Driving the news: San Francisco is home to some of the country's most sought-after physicians and medical establishments, but when it comes to maternal deaths, racial inequities remain.
State of play: Black women in the United States die at rates three times higher than white women.
- San Francisco's overall maternal mortality rate has been lower than the national figure, but the disproportionate impact on Black women is just as prevalent.
- Between 2007 and 2016, Black mothers had four out of 100 births but made up half of all maternal deaths in the city, according to a report by the San Francisco Health Improvement Partnership.
Between the lines: Systemic racism like redlining and segregation have long determined the kind of care a Black patient gets.
- Black women in particular often have less access to resources like prenatal care due to income inequality.

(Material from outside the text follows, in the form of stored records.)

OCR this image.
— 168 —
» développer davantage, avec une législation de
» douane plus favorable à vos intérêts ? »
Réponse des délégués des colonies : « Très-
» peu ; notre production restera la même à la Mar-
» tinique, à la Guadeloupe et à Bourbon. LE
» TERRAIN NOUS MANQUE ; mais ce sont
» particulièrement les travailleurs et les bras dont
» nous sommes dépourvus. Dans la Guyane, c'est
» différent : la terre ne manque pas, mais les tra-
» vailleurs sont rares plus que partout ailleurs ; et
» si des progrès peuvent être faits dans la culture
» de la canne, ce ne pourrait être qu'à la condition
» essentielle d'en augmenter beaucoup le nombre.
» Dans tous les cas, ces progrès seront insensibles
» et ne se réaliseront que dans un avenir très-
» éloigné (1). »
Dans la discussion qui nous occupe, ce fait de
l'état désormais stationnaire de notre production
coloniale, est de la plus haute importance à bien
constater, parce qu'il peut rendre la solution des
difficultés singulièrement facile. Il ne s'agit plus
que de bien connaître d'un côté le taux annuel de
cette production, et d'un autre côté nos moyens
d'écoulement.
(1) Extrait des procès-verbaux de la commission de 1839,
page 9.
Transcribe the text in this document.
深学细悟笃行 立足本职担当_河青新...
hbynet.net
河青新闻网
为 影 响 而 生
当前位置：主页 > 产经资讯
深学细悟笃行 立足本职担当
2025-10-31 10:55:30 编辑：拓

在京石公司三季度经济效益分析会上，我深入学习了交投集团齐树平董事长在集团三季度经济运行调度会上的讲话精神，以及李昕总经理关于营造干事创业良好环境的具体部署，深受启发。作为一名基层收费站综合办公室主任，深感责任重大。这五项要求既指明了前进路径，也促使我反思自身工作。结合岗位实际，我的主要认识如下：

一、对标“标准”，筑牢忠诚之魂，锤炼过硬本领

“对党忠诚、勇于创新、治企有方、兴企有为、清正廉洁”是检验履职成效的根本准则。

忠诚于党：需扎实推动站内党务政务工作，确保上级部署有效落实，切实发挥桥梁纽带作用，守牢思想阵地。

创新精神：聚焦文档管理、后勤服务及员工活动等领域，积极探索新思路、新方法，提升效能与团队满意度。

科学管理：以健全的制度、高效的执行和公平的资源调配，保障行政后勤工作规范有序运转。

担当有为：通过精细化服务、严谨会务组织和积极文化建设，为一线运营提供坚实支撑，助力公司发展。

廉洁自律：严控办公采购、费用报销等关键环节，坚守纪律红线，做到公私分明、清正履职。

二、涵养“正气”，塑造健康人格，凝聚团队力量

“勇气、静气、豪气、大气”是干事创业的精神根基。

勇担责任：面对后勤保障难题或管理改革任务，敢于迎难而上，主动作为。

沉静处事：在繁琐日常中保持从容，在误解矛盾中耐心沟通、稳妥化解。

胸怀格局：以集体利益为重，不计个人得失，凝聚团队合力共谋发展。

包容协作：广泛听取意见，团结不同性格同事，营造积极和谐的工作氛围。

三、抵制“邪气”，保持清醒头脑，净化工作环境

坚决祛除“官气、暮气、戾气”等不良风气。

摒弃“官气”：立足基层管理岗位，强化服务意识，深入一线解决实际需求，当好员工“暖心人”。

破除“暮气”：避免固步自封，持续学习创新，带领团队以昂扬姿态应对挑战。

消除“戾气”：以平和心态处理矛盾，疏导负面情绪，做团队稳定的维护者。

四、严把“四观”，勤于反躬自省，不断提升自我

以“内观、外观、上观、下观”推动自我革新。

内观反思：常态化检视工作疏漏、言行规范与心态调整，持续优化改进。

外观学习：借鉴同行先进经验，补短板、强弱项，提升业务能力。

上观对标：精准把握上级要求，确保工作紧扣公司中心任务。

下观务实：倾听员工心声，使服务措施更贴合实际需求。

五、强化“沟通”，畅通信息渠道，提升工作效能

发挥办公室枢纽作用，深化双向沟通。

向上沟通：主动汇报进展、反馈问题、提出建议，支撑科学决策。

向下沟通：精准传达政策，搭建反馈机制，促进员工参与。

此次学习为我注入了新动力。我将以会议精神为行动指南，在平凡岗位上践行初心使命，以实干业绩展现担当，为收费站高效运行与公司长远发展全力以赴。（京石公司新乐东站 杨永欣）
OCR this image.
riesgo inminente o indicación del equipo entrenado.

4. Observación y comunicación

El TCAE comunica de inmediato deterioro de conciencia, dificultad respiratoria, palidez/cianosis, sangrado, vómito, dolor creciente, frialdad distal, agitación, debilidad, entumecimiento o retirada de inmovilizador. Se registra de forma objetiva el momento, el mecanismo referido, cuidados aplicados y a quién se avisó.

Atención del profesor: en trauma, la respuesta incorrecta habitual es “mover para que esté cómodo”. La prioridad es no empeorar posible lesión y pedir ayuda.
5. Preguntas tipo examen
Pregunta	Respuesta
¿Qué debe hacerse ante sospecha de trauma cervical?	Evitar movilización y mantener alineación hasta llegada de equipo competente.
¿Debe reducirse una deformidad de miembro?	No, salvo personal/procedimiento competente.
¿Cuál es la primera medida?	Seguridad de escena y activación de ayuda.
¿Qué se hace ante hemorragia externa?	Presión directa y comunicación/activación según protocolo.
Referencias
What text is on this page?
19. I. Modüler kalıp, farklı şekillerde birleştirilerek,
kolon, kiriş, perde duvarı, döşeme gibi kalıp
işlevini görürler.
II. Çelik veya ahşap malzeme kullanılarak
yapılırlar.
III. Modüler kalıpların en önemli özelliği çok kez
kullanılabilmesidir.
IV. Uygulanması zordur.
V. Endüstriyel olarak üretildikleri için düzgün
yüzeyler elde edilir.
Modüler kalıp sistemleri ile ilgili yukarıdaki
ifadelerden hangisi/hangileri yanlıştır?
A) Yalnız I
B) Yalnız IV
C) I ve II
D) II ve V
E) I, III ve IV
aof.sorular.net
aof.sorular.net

- Discrimination also remains a pervasive source of anxiety for Black women, who often have to fight false beliefs about race-based biological differences, assumptions about drug use, and doctors' refusal to recognize their symptoms.
- Compared to other racial groups, Black women in San Francisco County are more likely to report worries about experiencing racism or being treated differently because of their race.
What they're saying: When Black women are asked what they envision as their perfect doctor, many respond that they "just want to be treated like a human being," Linda Jones, a doula and co-founder of the Bay Area-based collective Black Women Birthing Justice, told Axios.
- "In the past and even now, Black women who speak up for themselves get labeled noncompliant or angry," she said. "But we have to teach people how to work within the system ... and help them understand how they're supposed to be treated."
What to watch: The conversation around how to better serve pregnant Black people is starting to shift to center on the need for safety and security.
- San Francisco is piloting a program to provide a monthly income supplement of $1,000 to roughly 150 Black and Pacific Islander participants throughout pregnancy and their baby's first six months.
- At the onset of the pandemic, the volunteer-run group One Love Black Community began delivering boxes of diapers, fresh produce, and other necessities to expecting and new Black parents.
- Meanwhile, more Black women are turning to doulas who can serve as trusted advisers in hospital settings, or other forms of non-clinical care like home births.
The bottom line: To address longstanding racial inequities, the U.S. will need to focus on "the ways in which our society is structured around racism that makes Black mothers vulnerable to adverse health outcomes," epidemiologist Shawnita Sealy-Jefferson warned in a 2022 study.